She wore blue jeans and a Canberra Raiders football jumper;
her dark red hair pulled back into a fashionable ponytail, a
pencil with a tassel in the Shinnery High School colours as
an addition. He wore his favourite navy slacks and orange
sweater, his fair hair darker and he had adopted a crew cut.
It was at the spreads and condiments aisle, when Fate chose
the moment and place for them to reunite
Lynda, never a tall girl, vainly tried to reach for her
favourite brand of peanut butter, which is, quite normal in
supermarkets, stacked on the highest shelf.
"Here, let me help you," said Dann, taking the jar from the
rack and placing it in her shopping trolley.

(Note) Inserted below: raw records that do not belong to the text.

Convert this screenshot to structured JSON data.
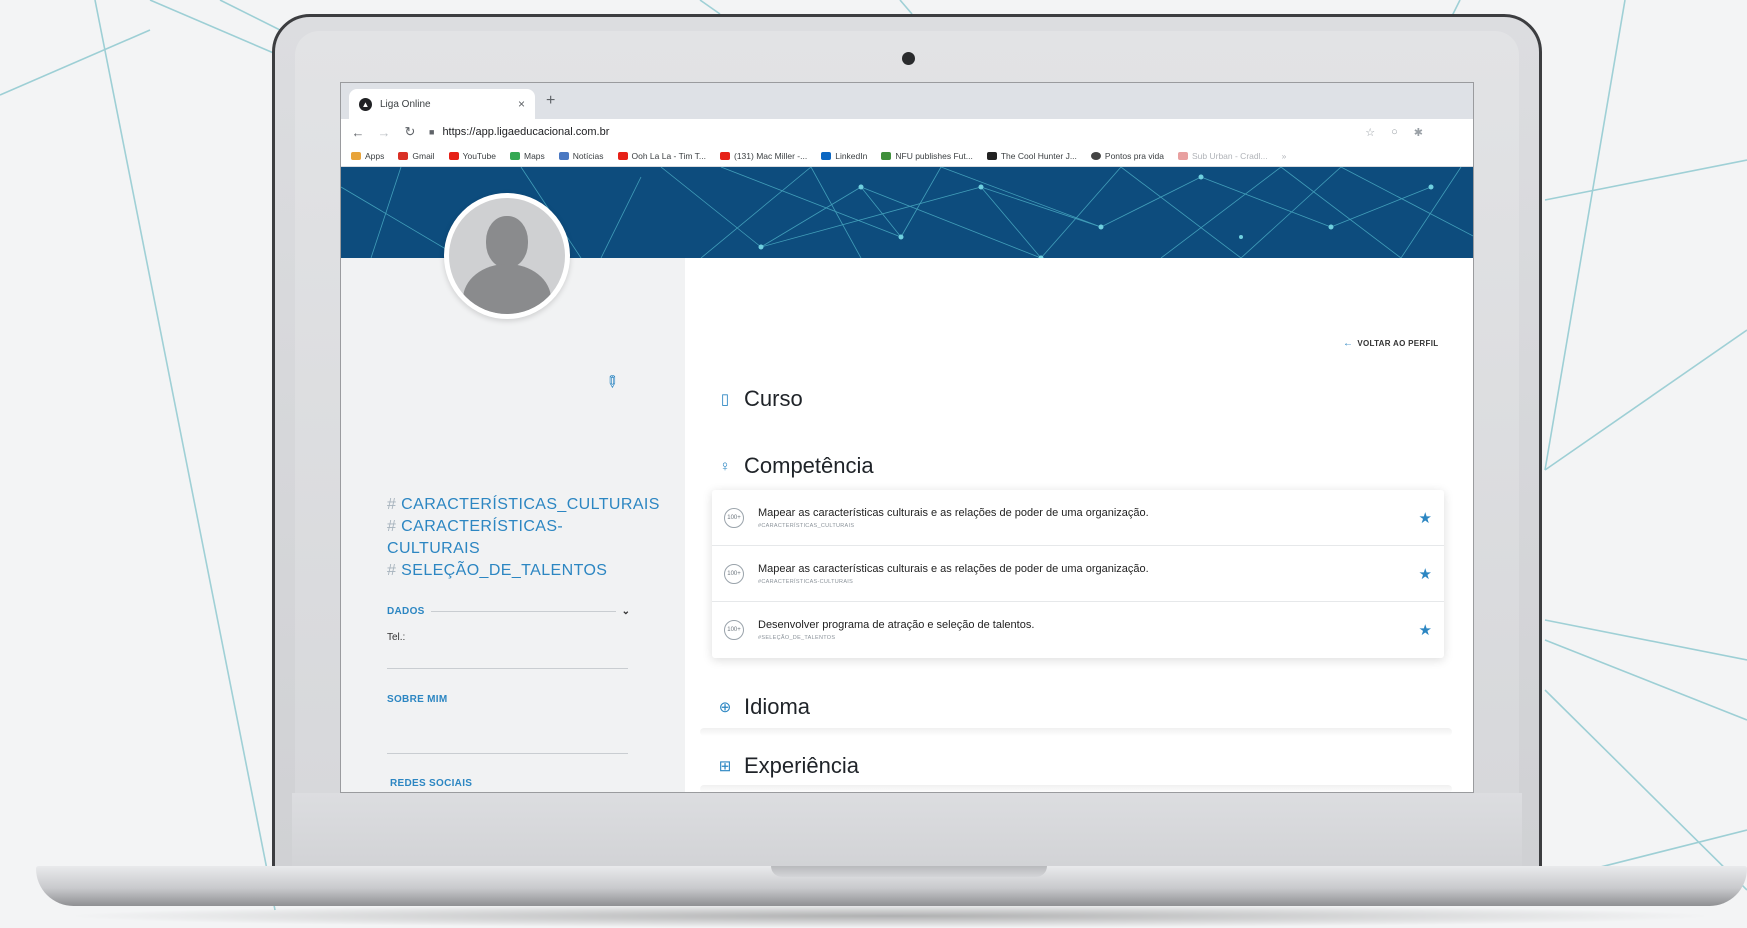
{
  "browser": {
    "tab_title": "Liga Online",
    "tab_close": "×",
    "new_tab": "+",
    "url": "https://app.ligaeducacional.com.br",
    "bookmarks": [
      {
        "label": "Apps",
        "color": "#e8a43a"
      },
      {
        "label": "Gmail",
        "color": "#d93025"
      },
      {
        "label": "YouTube",
        "color": "#e62117"
      },
      {
        "label": "Maps",
        "color": "#34a853"
      },
      {
        "label": "Notícias",
        "color": "#4a78c2"
      },
      {
        "label": "Ooh La La - Tim T...",
        "color": "#e62117"
      },
      {
        "label": "(131) Mac Miller -...",
        "color": "#e62117"
      },
      {
        "label": "LinkedIn",
        "color": "#0a66c2"
      },
      {
        "label": "NFU publishes Fut...",
        "color": "#3f8f3a"
      },
      {
        "label": "The Cool Hunter J...",
        "color": "#222222"
      },
      {
        "label": "Pontos pra vida",
        "color": "#444444"
      },
      {
        "label": "Sub Urban - Cradl...",
        "color": "#e8a0a0"
      }
    ],
    "bookmarks_more": "»"
  },
  "sidebar": {
    "tags": [
      {
        "hash": "#",
        "text": "CARACTERÍSTICAS_CULTURAIS"
      },
      {
        "hash": "#",
        "text": "CARACTERÍSTICAS-"
      },
      {
        "hash": "",
        "text": "CULTURAIS"
      },
      {
        "hash": "#",
        "text": "SELEÇÃO_DE_TALENTOS"
      }
    ],
    "dados_label": "DADOS",
    "tel_label": "Tel.:",
    "sobre_label": "SOBRE MIM",
    "redes_label": "REDES SOCIAIS"
  },
  "main": {
    "back_label": "VOLTAR AO PERFIL",
    "sections": {
      "curso": "Curso",
      "competencia": "Competência",
      "idioma": "Idioma",
      "experiencia": "Experiência"
    },
    "competencias": [
      {
        "badge": "100+",
        "title": "Mapear as características culturais e as relações de poder de uma organização.",
        "tag": "#CARACTERÍSTICAS_CULTURAIS"
      },
      {
        "badge": "100+",
        "title": "Mapear as características culturais e as relações de poder de uma organização.",
        "tag": "#CARACTERÍSTICAS-CULTURAIS"
      },
      {
        "badge": "100+",
        "title": "Desenvolver programa de atração e seleção de talentos.",
        "tag": "#SELEÇÃO_DE_TALENTOS"
      }
    ]
  },
  "colors": {
    "banner": "#0d4c7d",
    "accent": "#2c86c2",
    "sidebar_bg": "#f1f2f3"
  }
}
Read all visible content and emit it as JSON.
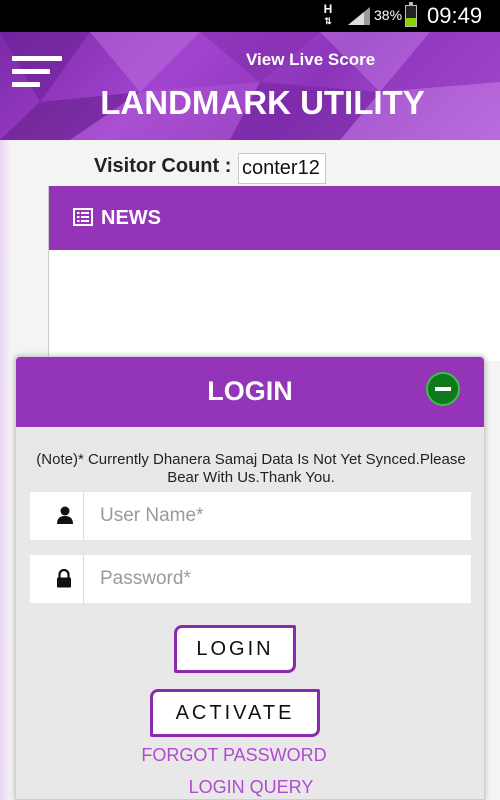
{
  "status_bar": {
    "network": "H",
    "battery_percent": "38%",
    "time": "09:49",
    "battery_level": 0.38
  },
  "header": {
    "menu_icon": "hamburger-menu-icon",
    "live_score_link": "View Live Score",
    "app_title": "LANDMARK UTILITY"
  },
  "visitor": {
    "label": "Visitor Count :",
    "value": "conter12"
  },
  "news": {
    "icon": "news-list-icon",
    "title": "NEWS"
  },
  "login_modal": {
    "title": "LOGIN",
    "close_icon": "minus-circle-icon",
    "note": "(Note)* Currently Dhanera Samaj Data Is Not Yet Synced.Please Bear With Us.Thank You.",
    "username": {
      "icon": "user-icon",
      "placeholder": "User Name*",
      "value": ""
    },
    "password": {
      "icon": "lock-icon",
      "placeholder": "Password*",
      "value": ""
    },
    "login_button": "LOGIN",
    "activate_button": "ACTIVATE",
    "forgot_password_link": "FORGOT PASSWORD",
    "login_query_link": "LOGIN QUERY"
  },
  "colors": {
    "primary": "#9434b8",
    "link": "#b04bd0",
    "close_green": "#0f7a1b"
  }
}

Lynda wheeled around, not recognizing the voice. She paled
and grabbed the trolley handle for support. She shook her
head and managed a weak…
"Yes, me," he smiled. "You know – I take back all I said
about peanut butter being ugly food. You're still rusty-headed
Lynda looked him up and down. "Apparently, you're still
insufferable, and I'm still smarting about what you said about
Bill Vale. I was on his campaign team”.
"I said many things about Mr. Vale," said Dann. "You mean
the over-quoted wart on good governance?”
"Amongst other things”, Lynda said icily. “Anyway who and
what gives you the right to make.?”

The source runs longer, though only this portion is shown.